Second, emergency access was deployed as a “single factor” without a second layer of defense (e. g., network security). And while RSA acknowledges the researcher’s finding that Change PIN could be used in an unintended and malicious way, the researcher concedes that this was achieved only through prior knowledge of the user’s Active Directory password. Nevertheless, RSA is currently enhancing the Change PIN feature to address this concern.
- When properly implemented, self-service can be deployed safely and securely. RSA SecurID is one of the most versatile authentication systems on the planet—used by organizations ranging from tens of users to millions of users, and protecting applications of every shape and size. To support this broad range of customers and use cases, RSA SecurID technology is designed to provide an extremely flexible and granular self-service model. In the researcher’s example, several key features of the product were left unexplored.
- The RSA Authentication Manager Web Tier allows organizations to decide which RSA SecurID services are available on the public Internet, and enables these services to be deployed securely in the DMZ without opening direct access to the RSA Authentication Manager server.
- The RSA Self-Service Console includes support for multi-factor authentication. Passwords, for example, can be augmented by requiring a one-time passcode sent to a pre-registered mobile phone or email account.
- A second factor (e. g., a PIN) should always be used with any one-time passcode solution. RSA SecurID supports additional PIN complexity and lockout features that can be used to help mitigate potential brute force attacks.
- For emergency access, RSA recommends single-use one-time codes. If an organization chooses to use fixed passcodes, these passcodes should be set to expire in 24 hours or less.
- When using Security Questions, organizations are encouraged to create custom questions not based on publicly searchable information. Organizations can also configure how many correct answers are required.
Ultimately, customers must decide when and where to use specific self-service features based on their individual needs and risk profile.

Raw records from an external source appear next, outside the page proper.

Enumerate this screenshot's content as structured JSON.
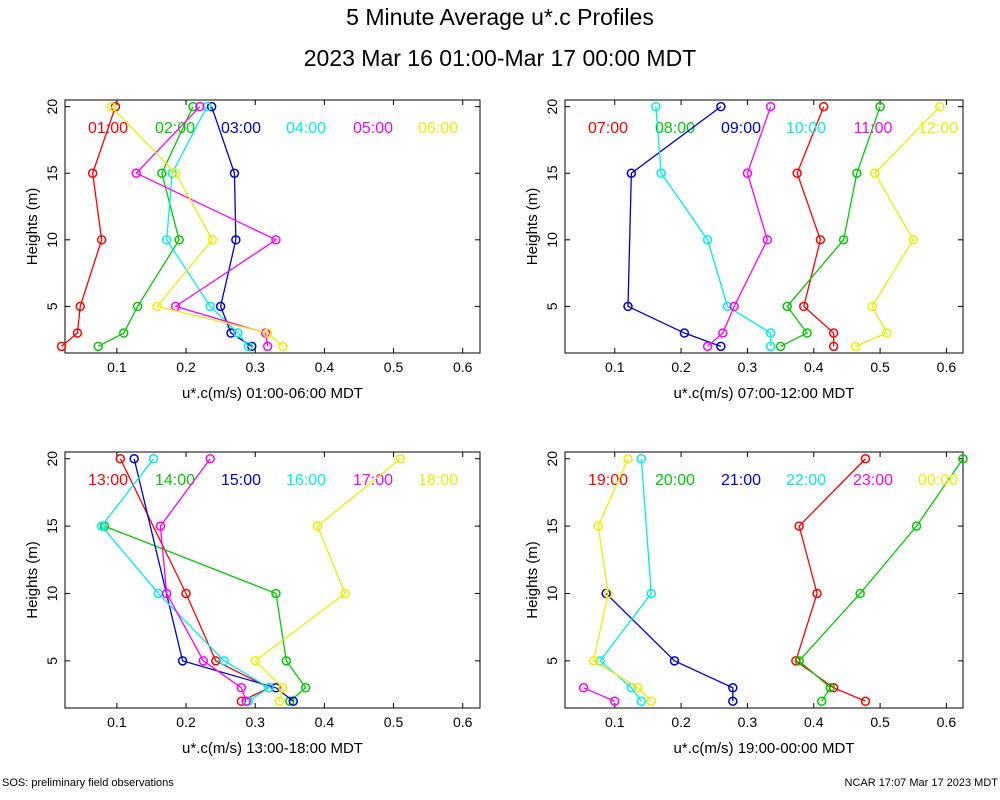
{
  "title": "5 Minute Average u*.c Profiles",
  "subtitle": "2023 Mar 16 01:00-Mar 17 00:00 MDT",
  "footer_left": "SOS: preliminary field observations",
  "footer_right": "NCAR 17:07 Mar 17 2023 MDT",
  "colors": {
    "red": "#ff0000",
    "green": "#00cc00",
    "blue": "#0000cc",
    "cyan": "#00eeee",
    "magenta": "#ff00ff",
    "yellow": "#eeee00"
  },
  "chart_data": [
    {
      "type": "line",
      "xlabel": "u*.c(m/s) 01:00-06:00 MDT",
      "ylabel": "Heights (m)",
      "xlim": [
        0.025,
        0.625
      ],
      "ylim": [
        1.5,
        20.5
      ],
      "xticks": [
        0.1,
        0.2,
        0.3,
        0.4,
        0.5,
        0.6
      ],
      "yticks": [
        5,
        10,
        15,
        20
      ],
      "legend_position": "top",
      "series": [
        {
          "name": "01:00",
          "color": "#ff0000",
          "points": [
            [
              0.02,
              2
            ],
            [
              0.043,
              3
            ],
            [
              0.047,
              5
            ],
            [
              0.078,
              10
            ],
            [
              0.065,
              15
            ],
            [
              0.098,
              20
            ]
          ]
        },
        {
          "name": "02:00",
          "color": "#00cc00",
          "points": [
            [
              0.073,
              2
            ],
            [
              0.11,
              3
            ],
            [
              0.13,
              5
            ],
            [
              0.19,
              10
            ],
            [
              0.165,
              15
            ],
            [
              0.21,
              20
            ]
          ]
        },
        {
          "name": "03:00",
          "color": "#0000cc",
          "points": [
            [
              0.295,
              2
            ],
            [
              0.265,
              3
            ],
            [
              0.25,
              5
            ],
            [
              0.272,
              10
            ],
            [
              0.27,
              15
            ],
            [
              0.237,
              20
            ]
          ]
        },
        {
          "name": "04:00",
          "color": "#00eeee",
          "points": [
            [
              0.29,
              2
            ],
            [
              0.275,
              3
            ],
            [
              0.235,
              5
            ],
            [
              0.172,
              10
            ],
            [
              0.18,
              15
            ],
            [
              0.23,
              20
            ]
          ]
        },
        {
          "name": "05:00",
          "color": "#ff00ff",
          "points": [
            [
              0.318,
              2
            ],
            [
              0.315,
              3
            ],
            [
              0.185,
              5
            ],
            [
              0.33,
              10
            ],
            [
              0.128,
              15
            ],
            [
              0.22,
              20
            ]
          ]
        },
        {
          "name": "06:00",
          "color": "#eeee00",
          "points": [
            [
              0.34,
              2
            ],
            [
              0.318,
              3
            ],
            [
              0.158,
              5
            ],
            [
              0.238,
              10
            ],
            [
              0.185,
              15
            ],
            [
              0.092,
              20
            ]
          ]
        }
      ]
    },
    {
      "type": "line",
      "xlabel": "u*.c(m/s) 07:00-12:00 MDT",
      "ylabel": "Heights (m)",
      "xlim": [
        0.025,
        0.625
      ],
      "ylim": [
        1.5,
        20.5
      ],
      "xticks": [
        0.1,
        0.2,
        0.3,
        0.4,
        0.5,
        0.6
      ],
      "yticks": [
        5,
        10,
        15,
        20
      ],
      "legend_position": "top",
      "series": [
        {
          "name": "07:00",
          "color": "#ff0000",
          "points": [
            [
              0.43,
              2
            ],
            [
              0.43,
              3
            ],
            [
              0.385,
              5
            ],
            [
              0.41,
              10
            ],
            [
              0.375,
              15
            ],
            [
              0.415,
              20
            ]
          ]
        },
        {
          "name": "08:00",
          "color": "#00cc00",
          "points": [
            [
              0.35,
              2
            ],
            [
              0.39,
              3
            ],
            [
              0.36,
              5
            ],
            [
              0.445,
              10
            ],
            [
              0.465,
              15
            ],
            [
              0.5,
              20
            ]
          ]
        },
        {
          "name": "09:00",
          "color": "#0000cc",
          "points": [
            [
              0.26,
              2
            ],
            [
              0.205,
              3
            ],
            [
              0.12,
              5
            ],
            [
              0.125,
              15
            ],
            [
              0.26,
              20
            ]
          ]
        },
        {
          "name": "10:00",
          "color": "#00eeee",
          "points": [
            [
              0.335,
              2
            ],
            [
              0.335,
              3
            ],
            [
              0.27,
              5
            ],
            [
              0.24,
              10
            ],
            [
              0.17,
              15
            ],
            [
              0.162,
              20
            ]
          ]
        },
        {
          "name": "11:00",
          "color": "#ff00ff",
          "points": [
            [
              0.24,
              2
            ],
            [
              0.263,
              3
            ],
            [
              0.28,
              5
            ],
            [
              0.33,
              10
            ],
            [
              0.3,
              15
            ],
            [
              0.335,
              20
            ]
          ]
        },
        {
          "name": "12:00",
          "color": "#eeee00",
          "points": [
            [
              0.463,
              2
            ],
            [
              0.51,
              3
            ],
            [
              0.488,
              5
            ],
            [
              0.55,
              10
            ],
            [
              0.492,
              15
            ],
            [
              0.59,
              20
            ]
          ]
        }
      ]
    },
    {
      "type": "line",
      "xlabel": "u*.c(m/s) 13:00-18:00 MDT",
      "ylabel": "Heights (m)",
      "xlim": [
        0.025,
        0.625
      ],
      "ylim": [
        1.5,
        20.5
      ],
      "xticks": [
        0.1,
        0.2,
        0.3,
        0.4,
        0.5,
        0.6
      ],
      "yticks": [
        5,
        10,
        15,
        20
      ],
      "legend_position": "top",
      "series": [
        {
          "name": "13:00",
          "color": "#ff0000",
          "points": [
            [
              0.28,
              2
            ],
            [
              0.32,
              3
            ],
            [
              0.243,
              5
            ],
            [
              0.2,
              10
            ],
            [
              0.105,
              20
            ]
          ]
        },
        {
          "name": "14:00",
          "color": "#00cc00",
          "points": [
            [
              0.35,
              2
            ],
            [
              0.373,
              3
            ],
            [
              0.345,
              5
            ],
            [
              0.33,
              10
            ],
            [
              0.082,
              15
            ]
          ]
        },
        {
          "name": "15:00",
          "color": "#0000cc",
          "points": [
            [
              0.355,
              2
            ],
            [
              0.33,
              3
            ],
            [
              0.195,
              5
            ],
            [
              0.125,
              20
            ]
          ]
        },
        {
          "name": "16:00",
          "color": "#00eeee",
          "points": [
            [
              0.29,
              2
            ],
            [
              0.32,
              3
            ],
            [
              0.255,
              5
            ],
            [
              0.16,
              10
            ],
            [
              0.078,
              15
            ],
            [
              0.153,
              20
            ]
          ]
        },
        {
          "name": "17:00",
          "color": "#ff00ff",
          "points": [
            [
              0.287,
              2
            ],
            [
              0.28,
              3
            ],
            [
              0.225,
              5
            ],
            [
              0.172,
              10
            ],
            [
              0.163,
              15
            ],
            [
              0.235,
              20
            ]
          ]
        },
        {
          "name": "18:00",
          "color": "#eeee00",
          "points": [
            [
              0.335,
              2
            ],
            [
              0.34,
              3
            ],
            [
              0.3,
              5
            ],
            [
              0.43,
              10
            ],
            [
              0.39,
              15
            ],
            [
              0.51,
              20
            ]
          ]
        }
      ]
    },
    {
      "type": "line",
      "xlabel": "u*.c(m/s) 19:00-00:00 MDT",
      "ylabel": "Heights (m)",
      "xlim": [
        0.025,
        0.625
      ],
      "ylim": [
        1.5,
        20.5
      ],
      "xticks": [
        0.1,
        0.2,
        0.3,
        0.4,
        0.5,
        0.6
      ],
      "yticks": [
        5,
        10,
        15,
        20
      ],
      "legend_position": "top",
      "series": [
        {
          "name": "19:00",
          "color": "#ff0000",
          "points": [
            [
              0.478,
              2
            ],
            [
              0.43,
              3
            ],
            [
              0.373,
              5
            ],
            [
              0.405,
              10
            ],
            [
              0.378,
              15
            ],
            [
              0.478,
              20
            ]
          ]
        },
        {
          "name": "20:00",
          "color": "#00cc00",
          "points": [
            [
              0.412,
              2
            ],
            [
              0.425,
              3
            ],
            [
              0.378,
              5
            ],
            [
              0.47,
              10
            ],
            [
              0.555,
              15
            ],
            [
              0.625,
              20
            ]
          ]
        },
        {
          "name": "21:00",
          "color": "#0000cc",
          "points": [
            [
              0.278,
              2
            ],
            [
              0.278,
              3
            ],
            [
              0.19,
              5
            ],
            [
              0.087,
              10
            ]
          ]
        },
        {
          "name": "22:00",
          "color": "#00eeee",
          "points": [
            [
              0.14,
              2
            ],
            [
              0.125,
              3
            ],
            [
              0.078,
              5
            ],
            [
              0.155,
              10
            ],
            [
              0.14,
              20
            ]
          ]
        },
        {
          "name": "23:00",
          "color": "#ff00ff",
          "points": [
            [
              0.1,
              2
            ],
            [
              0.053,
              3
            ]
          ]
        },
        {
          "name": "00:00",
          "color": "#eeee00",
          "points": [
            [
              0.155,
              2
            ],
            [
              0.135,
              3
            ],
            [
              0.068,
              5
            ],
            [
              0.09,
              10
            ],
            [
              0.075,
              15
            ],
            [
              0.12,
              20
            ]
          ]
        }
      ]
    }
  ]
}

But the risks can be mitigated by following RSA and industry-recommended security best practices. We encourage RSA customers to stay current with security best practices for deploying and maintaining RSA Authentication Manager by visiting the RSA Link website for the latest documentation updates.
Visit the RSA Authentication Manager 8.2 SP1 page on RSA Link for more information.
RSA welcomes independent security reviews as they help create the strongest and safest products for all our customers. Researchers are encouraged to contact RSA directly and to report any suspected product vulnerabilities directly to the
Dell EMC Product Security Response Center.
Unfortunately, this researcher chose not share his results with RSA prior to publishing so RSA can respond only to the statements as outlined in the article. If new information surfaces, RSA will discuss it right here on the RSA Link website.